Investors are awaiting return validation on these investments during the second quarter earnings season, which begins next month. Dan Ives, managing director at Wedbush Securities, stated in a note on Sunday: "We are going through another 'gut check' few weeks ahead for the tech trade as tech investors await a very important 2Q earnings season in July to further validate the AI Revolution buildout."
The Philadelphia Semiconductor Index, which includes Taiwan Semiconductor Manufacturing Co., Micron and ASML, rose approximately 6% this month. The index has rallied more than 90% this year versus a 3.4% decline for the Mag 7.
Chip manufacturers have benefited from spending by large technology firms purchasing semiconductors, creating supply shortages. The supply constraints have generated positive effects across the entire supply chain, from component suppliers to manufacturers.
Memory components face particular supply bottlenecks, with shortages driving prices upward. The Roundhill Memory ETF, which tracks memory stocks including SK Hynix and Samsung, gained 166% this year.
Micron reported blowout earnings last week. HSBC multi-asset strategist Duncan Toms stated in a note on Monday that the results "pour cold water" over skepticism in the AI narrative, "showing hard evidence for an AI backdrop that is alive and healthy."
Tom Lee, head of research at Fundstrat Global Advisors, told CNBC's "Morning Call" last week: "The market is trying to understand sort of the new narrative around the Mag 7 because they went from asset-light companies that produced a lot of free cash flow, now to ones that are more balance sheet intensive."

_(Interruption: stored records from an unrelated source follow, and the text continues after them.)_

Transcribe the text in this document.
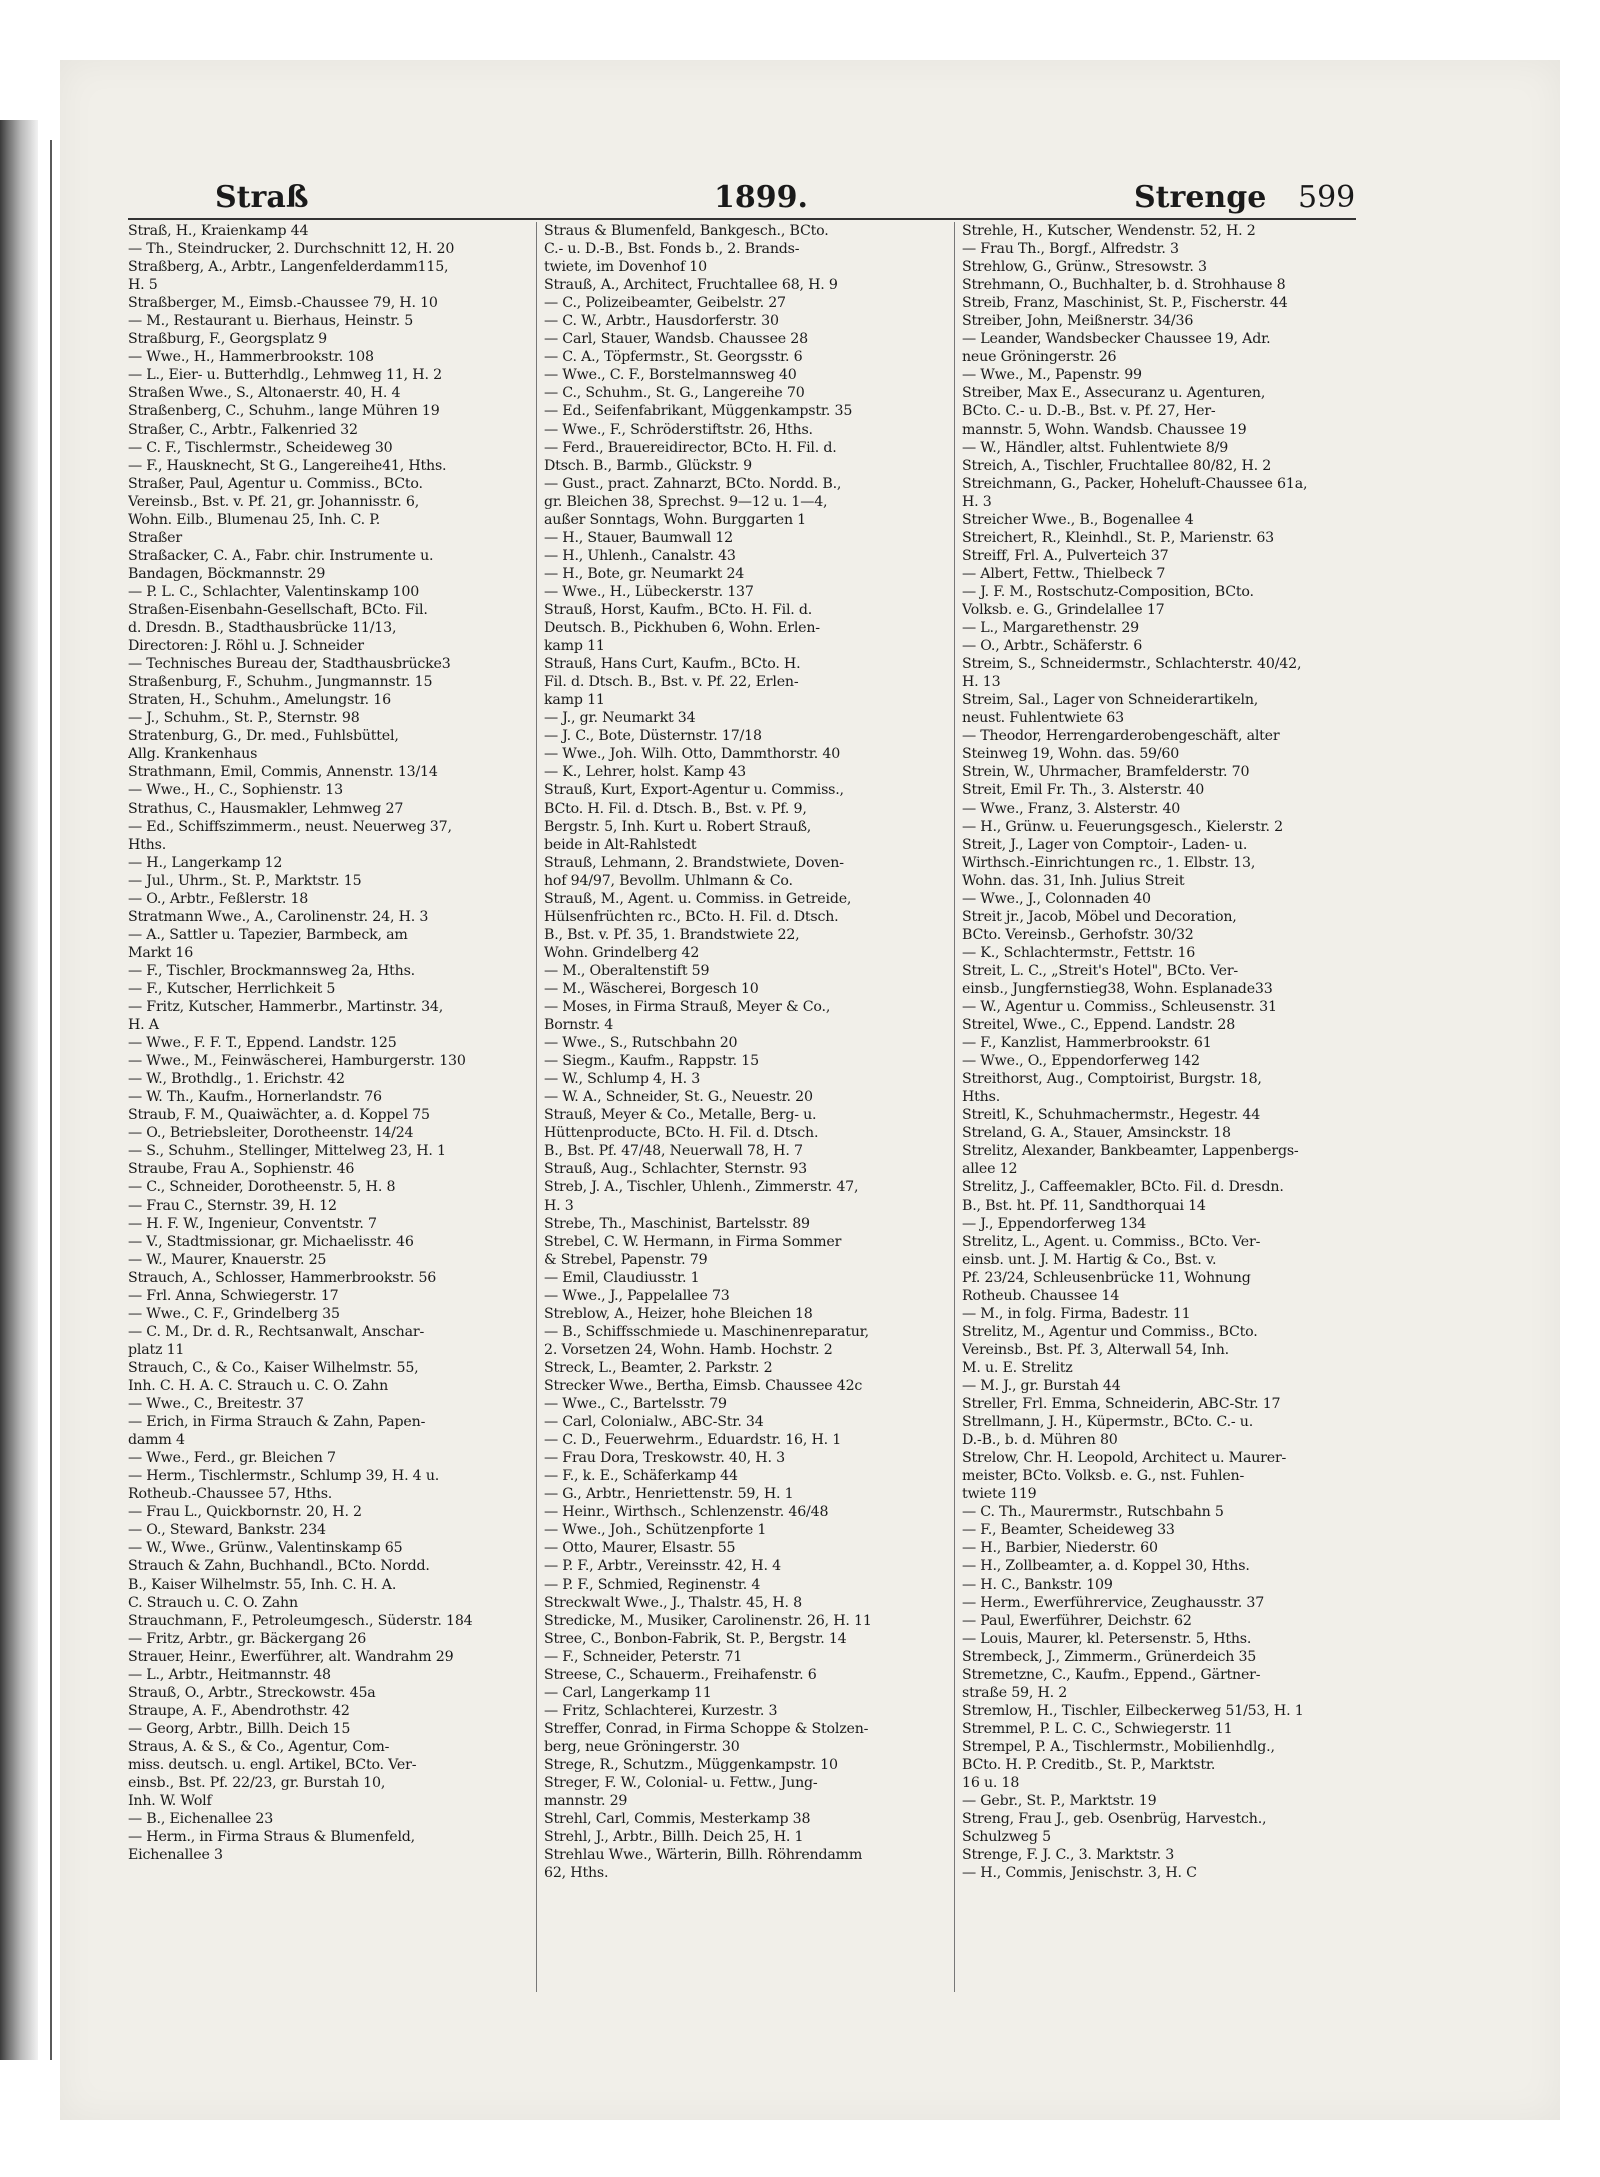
Straß	1899.	Strenge 599
Straß, H., Kraienkamp 44
— Th., Steindrucker, 2. Durchschnitt 12, H. 20
Straßberg, A., Arbtr., Langenfelderdamm115,
H. 5
Straßberger, M., Eimsb.-Chaussee 79, H. 10
— M., Restaurant u. Bierhaus, Heinstr. 5
Straßburg, F., Georgsplatz 9
— Wwe., H., Hammerbrookstr. 108
— L., Eier- u. Butterhdlg., Lehmweg 11, H. 2
Straßen Wwe., S., Altonaerstr. 40, H. 4
Straßenberg, C., Schuhm., lange Mühren 19
Straßer, C., Arbtr., Falkenried 32
— C. F., Tischlermstr., Scheideweg 30
— F., Hausknecht, St G., Langereihe41, Hths.
Straßer, Paul, Agentur u. Commiss., BCto.
Vereinsb., Bst. v. Pf. 21, gr. Johannisstr. 6,
Wohn. Eilb., Blumenau 25, Inh. C. P.
Straßer
Straßacker, C. A., Fabr. chir. Instrumente u.
Bandagen, Böckmannstr. 29
— P. L. C., Schlachter, Valentinskamp 100
Straßen-Eisenbahn-Gesellschaft, BCto. Fil.
d. Dresdn. B., Stadthausbrücke 11/13,
Directoren: J. Röhl u. J. Schneider
— Technisches Bureau der, Stadthausbrücke3
Straßenburg, F., Schuhm., Jungmannstr. 15
Straten, H., Schuhm., Amelungstr. 16
— J., Schuhm., St. P., Sternstr. 98
Stratenburg, G., Dr. med., Fuhlsbüttel,
Allg. Krankenhaus
Strathmann, Emil, Commis, Annenstr. 13/14
— Wwe., H., C., Sophienstr. 13
Strathus, C., Hausmakler, Lehmweg 27
— Ed., Schiffszimmerm., neust. Neuerweg 37,
Hths.
— H., Langerkamp 12
— Jul., Uhrm., St. P., Marktstr. 15
— O., Arbtr., Feßlerstr. 18
Stratmann Wwe., A., Carolinenstr. 24, H. 3
— A., Sattler u. Tapezier, Barmbeck, am
Markt 16
— F., Tischler, Brockmannsweg 2a, Hths.
— F., Kutscher, Herrlichkeit 5
— Fritz, Kutscher, Hammerbr., Martinstr. 34,
H. A
— Wwe., F. F. T., Eppend. Landstr. 125
— Wwe., M., Feinwäscherei, Hamburgerstr. 130
— W., Brothdlg., 1. Erichstr. 42
— W. Th., Kaufm., Hornerlandstr. 76
Straub, F. M., Quaiwächter, a. d. Koppel 75
— O., Betriebsleiter, Dorotheenstr. 14/24
— S., Schuhm., Stellinger, Mittelweg 23, H. 1
Straube, Frau A., Sophienstr. 46
— C., Schneider, Dorotheenstr. 5, H. 8
— Frau C., Sternstr. 39, H. 12
— H. F. W., Ingenieur, Conventstr. 7
— V., Stadtmissionar, gr. Michaelisstr. 46
— W., Maurer, Knauerstr. 25
Strauch, A., Schlosser, Hammerbrookstr. 56
— Frl. Anna, Schwiegerstr. 17
— Wwe., C. F., Grindelberg 35
— C. M., Dr. d. R., Rechtsanwalt, Anschar-
platz 11
Strauch, C., & Co., Kaiser Wilhelmstr. 55,
Inh. C. H. A. C. Strauch u. C. O. Zahn
— Wwe., C., Breitestr. 37
— Erich, in Firma Strauch & Zahn, Papen-
damm 4
— Wwe., Ferd., gr. Bleichen 7
— Herm., Tischlermstr., Schlump 39, H. 4 u.
Rotheub.-Chaussee 57, Hths.
— Frau L., Quickbornstr. 20, H. 2
— O., Steward, Bankstr. 234
— W., Wwe., Grünw., Valentinskamp 65
Strauch & Zahn, Buchhandl., BCto. Nordd.
B., Kaiser Wilhelmstr. 55, Inh. C. H. A.
C. Strauch u. C. O. Zahn
Strauchmann, F., Petroleumgesch., Süderstr. 184
— Fritz, Arbtr., gr. Bäckergang 26
Strauer, Heinr., Ewerführer, alt. Wandrahm 29
— L., Arbtr., Heitmannstr. 48
Strauß, O., Arbtr., Streckowstr. 45a
Straupe, A. F., Abendrothstr. 42
— Georg, Arbtr., Billh. Deich 15
Straus, A. & S., & Co., Agentur, Com-
miss. deutsch. u. engl. Artikel, BCto. Ver-
einsb., Bst. Pf. 22/23, gr. Burstah 10,
Inh. W. Wolf
— B., Eichenallee 23
— Herm., in Firma Straus & Blumenfeld,
Eichenallee 3
Straus & Blumenfeld, Bankgesch., BCto.
C.- u. D.-B., Bst. Fonds b., 2. Brands-
twiete, im Dovenhof 10
Strauß, A., Architect, Fruchtallee 68, H. 9
— C., Polizeibeamter, Geibelstr. 27
— C. W., Arbtr., Hausdorferstr. 30
— Carl, Stauer, Wandsb. Chaussee 28
— C. A., Töpfermstr., St. Georgsstr. 6
— Wwe., C. F., Borstelmannsweg 40
— C., Schuhm., St. G., Langereihe 70
— Ed., Seifenfabrikant, Müggenkampstr. 35
— Wwe., F., Schröderstiftstr. 26, Hths.
— Ferd., Brauereidirector, BCto. H. Fil. d.
Dtsch. B., Barmb., Glückstr. 9
— Gust., pract. Zahnarzt, BCto. Nordd. B.,
gr. Bleichen 38, Sprechst. 9—12 u. 1—4,
außer Sonntags, Wohn. Burggarten 1
— H., Stauer, Baumwall 12
— H., Uhlenh., Canalstr. 43
— H., Bote, gr. Neumarkt 24
— Wwe., H., Lübeckerstr. 137
Strauß, Horst, Kaufm., BCto. H. Fil. d.
Deutsch. B., Pickhuben 6, Wohn. Erlen-
kamp 11
Strauß, Hans Curt, Kaufm., BCto. H.
Fil. d. Dtsch. B., Bst. v. Pf. 22, Erlen-
kamp 11
— J., gr. Neumarkt 34
— J. C., Bote, Düsternstr. 17/18
— Wwe., Joh. Wilh. Otto, Dammthorstr. 40
— K., Lehrer, holst. Kamp 43
Strauß, Kurt, Export-Agentur u. Commiss.,
BCto. H. Fil. d. Dtsch. B., Bst. v. Pf. 9,
Bergstr. 5, Inh. Kurt u. Robert Strauß,
beide in Alt-Rahlstedt
Strauß, Lehmann, 2. Brandstwiete, Doven-
hof 94/97, Bevollm. Uhlmann & Co.
Strauß, M., Agent. u. Commiss. in Getreide,
Hülsenfrüchten rc., BCto. H. Fil. d. Dtsch.
B., Bst. v. Pf. 35, 1. Brandstwiete 22,
Wohn. Grindelberg 42
— M., Oberaltenstift 59
— M., Wäscherei, Borgesch 10
— Moses, in Firma Strauß, Meyer & Co.,
Bornstr. 4
— Wwe., S., Rutschbahn 20
— Siegm., Kaufm., Rappstr. 15
— W., Schlump 4, H. 3
— W. A., Schneider, St. G., Neuestr. 20
Strauß, Meyer & Co., Metalle, Berg- u.
Hüttenproducte, BCto. H. Fil. d. Dtsch.
B., Bst. Pf. 47/48, Neuerwall 78, H. 7
Strauß, Aug., Schlachter, Sternstr. 93
Streb, J. A., Tischler, Uhlenh., Zimmerstr. 47,
H. 3
Strebe, Th., Maschinist, Bartelsstr. 89
Strebel, C. W. Hermann, in Firma Sommer
& Strebel, Papenstr. 79
— Emil, Claudiusstr. 1
— Wwe., J., Pappelallee 73
Streblow, A., Heizer, hohe Bleichen 18
— B., Schiffsschmiede u. Maschinenreparatur,
2. Vorsetzen 24, Wohn. Hamb. Hochstr. 2
Streck, L., Beamter, 2. Parkstr. 2
Strecker Wwe., Bertha, Eimsb. Chaussee 42c
— Wwe., C., Bartelsstr. 79
— Carl, Colonialw., ABC-Str. 34
— C. D., Feuerwehrm., Eduardstr. 16, H. 1
— Frau Dora, Treskowstr. 40, H. 3
— F., k. E., Schäferkamp 44
— G., Arbtr., Henriettenstr. 59, H. 1
— Heinr., Wirthsch., Schlenzenstr. 46/48
— Wwe., Joh., Schützenpforte 1
— Otto, Maurer, Elsastr. 55
— P. F., Arbtr., Vereinsstr. 42, H. 4
— P. F., Schmied, Reginenstr. 4
Streckwalt Wwe., J., Thalstr. 45, H. 8
Stredicke, M., Musiker, Carolinenstr. 26, H. 11
Stree, C., Bonbon-Fabrik, St. P., Bergstr. 14
— F., Schneider, Peterstr. 71
Streese, C., Schauerm., Freihafenstr. 6
— Carl, Langerkamp 11
— Fritz, Schlachterei, Kurzestr. 3
Streffer, Conrad, in Firma Schoppe & Stolzen-
berg, neue Gröningerstr. 30
Strege, R., Schutzm., Müggenkampstr. 10
Streger, F. W., Colonial- u. Fettw., Jung-
mannstr. 29
Strehl, Carl, Commis, Mesterkamp 38
Strehl, J., Arbtr., Billh. Deich 25, H. 1
Strehlau Wwe., Wärterin, Billh. Röhrendamm
62, Hths.
Strehle, H., Kutscher, Wendenstr. 52, H. 2
— Frau Th., Borgf., Alfredstr. 3
Strehlow, G., Grünw., Stresowstr. 3
Strehmann, O., Buchhalter, b. d. Strohhause 8
Streib, Franz, Maschinist, St. P., Fischerstr. 44
Streiber, John, Meißnerstr. 34/36
— Leander, Wandsbecker Chaussee 19, Adr.
neue Gröningerstr. 26
— Wwe., M., Papenstr. 99
Streiber, Max E., Assecuranz u. Agenturen,
BCto. C.- u. D.-B., Bst. v. Pf. 27, Her-
mannstr. 5, Wohn. Wandsb. Chaussee 19
— W., Händler, altst. Fuhlentwiete 8/9
Streich, A., Tischler, Fruchtallee 80/82, H. 2
Streichmann, G., Packer, Hoheluft-Chaussee 61a,
H. 3
Streicher Wwe., B., Bogenallee 4
Streichert, R., Kleinhdl., St. P., Marienstr. 63
Streiff, Frl. A., Pulverteich 37
— Albert, Fettw., Thielbeck 7
— J. F. M., Rostschutz-Composition, BCto.
Volksb. e. G., Grindelallee 17
— L., Margarethenstr. 29
— O., Arbtr., Schäferstr. 6
Streim, S., Schneidermstr., Schlachterstr. 40/42,
H. 13
Streim, Sal., Lager von Schneiderartikeln,
neust. Fuhlentwiete 63
— Theodor, Herrengarderobengeschäft, alter
Steinweg 19, Wohn. das. 59/60
Strein, W., Uhrmacher, Bramfelderstr. 70
Streit, Emil Fr. Th., 3. Alsterstr. 40
— Wwe., Franz, 3. Alsterstr. 40
— H., Grünw. u. Feuerungsgesch., Kielerstr. 2
Streit, J., Lager von Comptoir-, Laden- u.
Wirthsch.-Einrichtungen rc., 1. Elbstr. 13,
Wohn. das. 31, Inh. Julius Streit
— Wwe., J., Colonnaden 40
Streit jr., Jacob, Möbel und Decoration,
BCto. Vereinsb., Gerhofstr. 30/32
— K., Schlachtermstr., Fettstr. 16
Streit, L. C., „Streit's Hotel", BCto. Ver-
einsb., Jungfernstieg38, Wohn. Esplanade33
— W., Agentur u. Commiss., Schleusenstr. 31
Streitel, Wwe., C., Eppend. Landstr. 28
— F., Kanzlist, Hammerbrookstr. 61
— Wwe., O., Eppendorferweg 142
Streithorst, Aug., Comptoirist, Burgstr. 18,
Hths.
Streitl, K., Schuhmachermstr., Hegestr. 44
Streland, G. A., Stauer, Amsinckstr. 18
Strelitz, Alexander, Bankbeamter, Lappenbergs-
allee 12
Strelitz, J., Caffeemakler, BCto. Fil. d. Dresdn.
B., Bst. ht. Pf. 11, Sandthorquai 14
— J., Eppendorferweg 134
Strelitz, L., Agent. u. Commiss., BCto. Ver-
einsb. unt. J. M. Hartig & Co., Bst. v.
Pf. 23/24, Schleusenbrücke 11, Wohnung
Rotheub. Chaussee 14
— M., in folg. Firma, Badestr. 11
Strelitz, M., Agentur und Commiss., BCto.
Vereinsb., Bst. Pf. 3, Alterwall 54, Inh.
M. u. E. Strelitz
— M. J., gr. Burstah 44
Streller, Frl. Emma, Schneiderin, ABC-Str. 17
Strellmann, J. H., Küpermstr., BCto. C.- u.
D.-B., b. d. Mühren 80
Strelow, Chr. H. Leopold, Architect u. Maurer-
meister, BCto. Volksb. e. G., nst. Fuhlen-
twiete 119
— C. Th., Maurermstr., Rutschbahn 5
— F., Beamter, Scheideweg 33
— H., Barbier, Niederstr. 60
— H., Zollbeamter, a. d. Koppel 30, Hths.
— H. C., Bankstr. 109
— Herm., Ewerführervice, Zeughausstr. 37
— Paul, Ewerführer, Deichstr. 62
— Louis, Maurer, kl. Petersenstr. 5, Hths.
Strembeck, J., Zimmerm., Grünerdeich 35
Stremetzne, C., Kaufm., Eppend., Gärtner-
straße 59, H. 2
Stremlow, H., Tischler, Eilbeckerweg 51/53, H. 1
Stremmel, P. L. C. C., Schwiegerstr. 11
Strempel, P. A., Tischlermstr., Mobilienhdlg.,
BCto. H. P. Creditb., St. P., Marktstr.
16 u. 18
— Gebr., St. P., Marktstr. 19
Streng, Frau J., geb. Osenbrüg, Harvestch.,
Schulzweg 5
Strenge, F. J. C., 3. Marktstr. 3
— H., Commis, Jenischstr. 3, H. C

Lee added: "I do think investors are going to start to view that balance sheet as a workforce. The reason they are spending so much money is to replace essentially human endeavors with AI. That balance sheet is going to be deployed and generate returns. So I think over time investors are going to start to view that as a moat ... we are in a transition period of that narrative."
UBS analysts stated in a note on Tuesday that bottlenecks in the AI supply chain show no signs of abating, while the investment bank expects cloud revenue to accelerate at major platforms through the rest of this year. UBS wrote: "These underscore the solid fundamentals of the AI growth story that we believe should remain a key driver of the broader market."
What caused the Mag 7 companies to lose $2.3 trillion in value this month?
Investors are scrutinizing the hundreds of billions of dollars these companies are spending on AI infrastructure, including chips and data centers. Some of this investment is being funded through debt, and market participants are waiting to see returns on these expenditures during the second quarter earnings season beginning next month.
Why are semiconductor stocks performing better than the Mag 7?
The Philadelphia Semiconductor Index gained 6% this month and rallied over 90% this year, compared to the Mag 7's 3.4% decline. Chip manufacturers are benefiting from strong demand from large technology firms, creating supply shortages that have driven prices higher across the semiconductor supply chain, particularly in memory components.
Which Mag 7 company experienced the largest decline in June?
Microsoft recorded the steepest decline at 20% in June, followed by Nvidia at approximately 13%, while both Apple and Amazon fell around 8% during the same period.